For energy-saving, high efficiency and low pollution, the lighting of LED systems is important for the future of green energy technology industry. The solid state lighting becomes the replacement of traditional lighting, such as, light bulbs and compact fluorescent lamps. Because of the semiconductor characteristics, the luminous efficiency of LEDs is sensitive to the operating temperature. Besides increasing the luminous efficiency, effective controlling electricity and thermal characteristics in the design of LED lighting products is the key point to achieve the best results. LED modules can be combined with multi-grain process or through a combination of multiple LED chips. Accurate analysis of this LED module for the electrical, thermal characteristics and high reliability is the critical knowledge of modular design. In this report, we studied the electrical and thermal coupling phenomenon in solid state lighting systems to analyze their reliability. By experiments and simulations, we obtained the apparent variation of temperature distribution of LED system due to differences of their forward voltages and thermal resistances. These events may reduce their reliability. Besides, the evaluation of optical and chromatic properties was based on the variation of temperature distribution and current of LED system. This is the key technology to predict the optical and chromatic properties of LED system in use.

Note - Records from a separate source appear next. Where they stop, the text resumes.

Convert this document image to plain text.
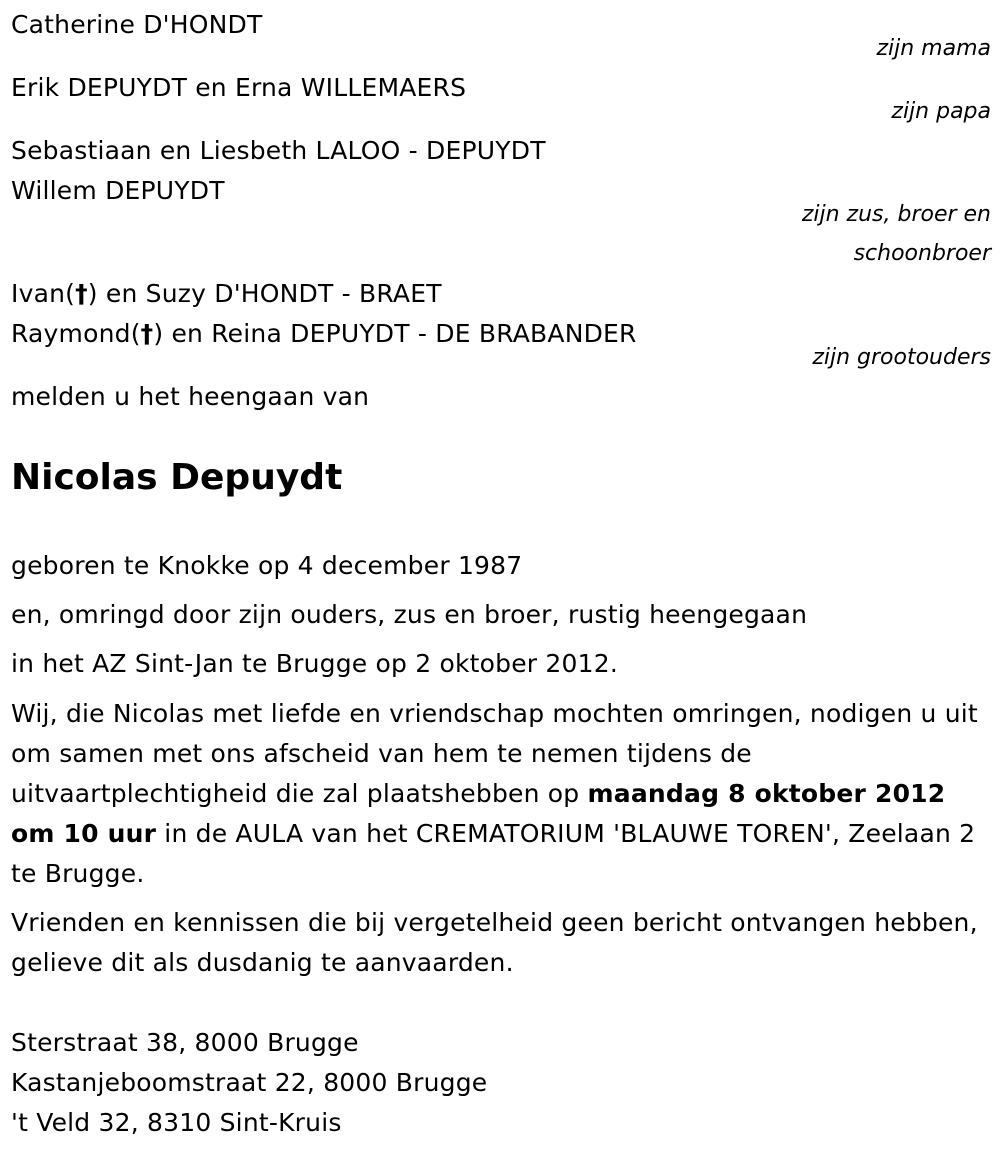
Catherine D'HONDT
zijn mama
Erik DEPUYDT en Erna WILLEMAERS
zijn papa
Sebastiaan en Liesbeth LALOO - DEPUYDT
Willem DEPUYDT
zijn zus, broer en
schoonbroer
Ivan(†) en Suzy D'HONDT - BRAET
Raymond(†) en Reina DEPUYDT - DE BRABANDER
zijn grootouders
melden u het heengaan van
Nicolas Depuydt
geboren te Knokke op 4 december 1987
en, omringd door zijn ouders, zus en broer, rustig heengegaan
in het AZ Sint-Jan te Brugge op 2 oktober 2012.

Wij, die Nicolas met liefde en vriendschap mochten omringen, nodigen u uit om samen met ons afscheid van hem te nemen tijdens de uitvaartplechtigheid die zal plaatshebben op maandag 8 oktober 2012 om 10 uur in de AULA van het CREMATORIUM 'BLAUWE TOREN', Zeelaan 2 te Brugge.

Vrienden en kennissen die bij vergetelheid geen bericht ontvangen hebben, gelieve dit als dusdanig te aanvaarden.

Sterstraat 38, 8000 Brugge
Kastanjeboomstraat 22, 8000 Brugge
't Veld 32, 8310 Sint-Kruis
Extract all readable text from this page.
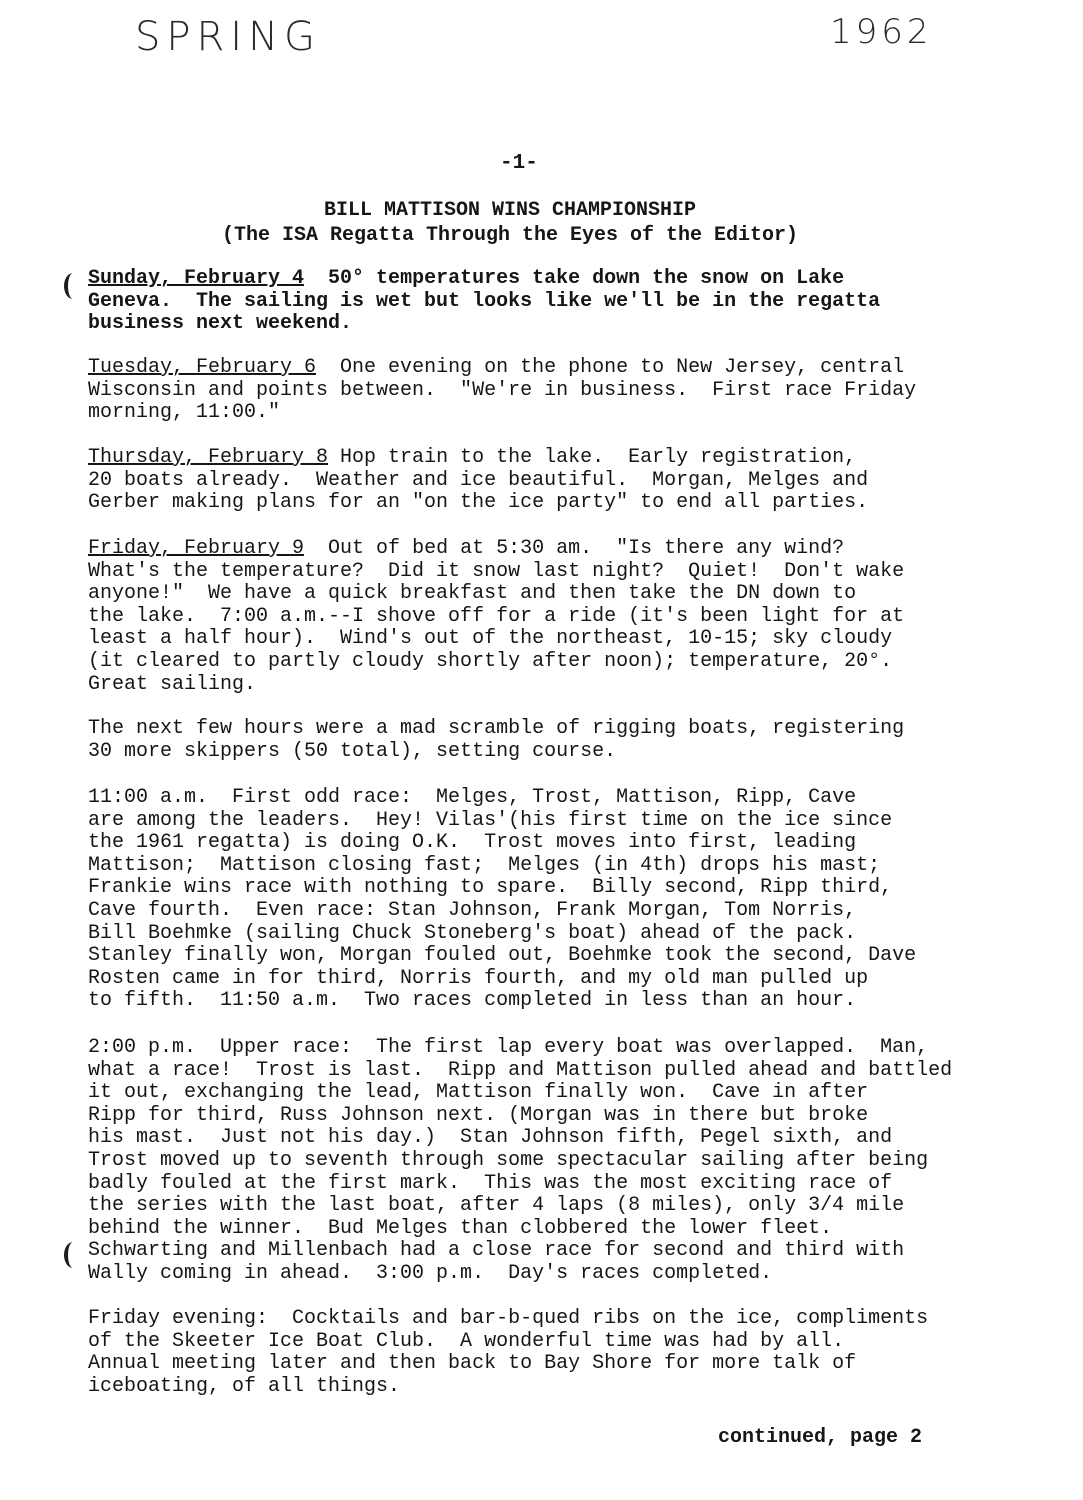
SPRING	1962
-1-
BILL MATTISON WINS CHAMPIONSHIP
(The ISA Regatta Through the Eyes of the Editor)
Sunday, February 4  50° temperatures take down the snow on Lake
Geneva.  The sailing is wet but looks like we'll be in the regatta
business next weekend.
Tuesday, February 6  One evening on the phone to New Jersey, central
Wisconsin and points between.  "We're in business.  First race Friday
morning, 11:00."
Thursday, February 8 Hop train to the lake.  Early registration,
20 boats already.  Weather and ice beautiful.  Morgan, Melges and
Gerber making plans for an "on the ice party" to end all parties.
Friday, February 9  Out of bed at 5:30 am.  "Is there any wind?
What's the temperature?  Did it snow last night?  Quiet!  Don't wake
anyone!"  We have a quick breakfast and then take the DN down to
the lake.  7:00 a.m.--I shove off for a ride (it's been light for at
least a half hour).  Wind's out of the northeast, 10-15; sky cloudy
(it cleared to partly cloudy shortly after noon); temperature, 20°.
Great sailing.
The next few hours were a mad scramble of rigging boats, registering
30 more skippers (50 total), setting course.
11:00 a.m.  First odd race:  Melges, Trost, Mattison, Ripp, Cave
are among the leaders.  Hey! Vilas'(his first time on the ice since
the 1961 regatta) is doing O.K.  Trost moves into first, leading
Mattison;  Mattison closing fast;  Melges (in 4th) drops his mast;
Frankie wins race with nothing to spare.  Billy second, Ripp third,
Cave fourth.  Even race: Stan Johnson, Frank Morgan, Tom Norris,
Bill Boehmke (sailing Chuck Stoneberg's boat) ahead of the pack.
Stanley finally won, Morgan fouled out, Boehmke took the second, Dave
Rosten came in for third, Norris fourth, and my old man pulled up
to fifth.  11:50 a.m.  Two races completed in less than an hour.
2:00 p.m.  Upper race:  The first lap every boat was overlapped.  Man,
what a race!  Trost is last.  Ripp and Mattison pulled ahead and battled
it out, exchanging the lead, Mattison finally won.  Cave in after
Ripp for third, Russ Johnson next. (Morgan was in there but broke
his mast.  Just not his day.)  Stan Johnson fifth, Pegel sixth, and
Trost moved up to seventh through some spectacular sailing after being
badly fouled at the first mark.  This was the most exciting race of
the series with the last boat, after 4 laps (8 miles), only 3/4 mile
behind the winner.  Bud Melges than clobbered the lower fleet.
Schwarting and Millenbach had a close race for second and third with
Wally coming in ahead.  3:00 p.m.  Day's races completed.
Friday evening:  Cocktails and bar-b-qued ribs on the ice, compliments
of the Skeeter Ice Boat Club.  A wonderful time was had by all.
Annual meeting later and then back to Bay Shore for more talk of
iceboating, of all things.
continued, page 2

In recent years, with extensive use of InGaN LED, estimation of LED quality and improvement of LED reliability has become very important. In this report, the noise spectrum measurement techniques were used to estimate the reliability of InGaN LED devices and compare its reliability with its ESD tolerance test result. Experimental results show that the noise spectrum measurement more effectively distinguishes the LED device reliability than that of the current voltage curve measurement. EMMI, SEM and TEM images show that noise source and cause of failure of the LED device are attributed to poor quality of the SiO₂ and ITO interface.

One of the main advantages of multi-die array light-emitting diodes (LEDs) is their high flux density. However, a challenge for using such a product in lighting fixture applications is the heat density and the need for thermal management to keep the junction temperatures of all the dies low for long-term reliable performance. Ten multi-die LED array samples for each product from four different manufacturers were subjected to lumen maintenance testing (as described in IES-LM-80-08), and their resulting lumen depreciation and failure modes were studied. The products were tested at the maximum case (or pin) temperature reported by the respective manufacturer by appropriately powering the LEDs. In addition, three samples for each product from two different manufacturers were subjected to rapid thermal cycling, and the resulting lumen depreciation and failure modes were studied. The results showed that the exponential lumen decay model using long-term lumen maintenance data as recommended in IES TM-21 does not fit for all package types. The failure of a string of dies and single die failure in a string were observed in some of the packages.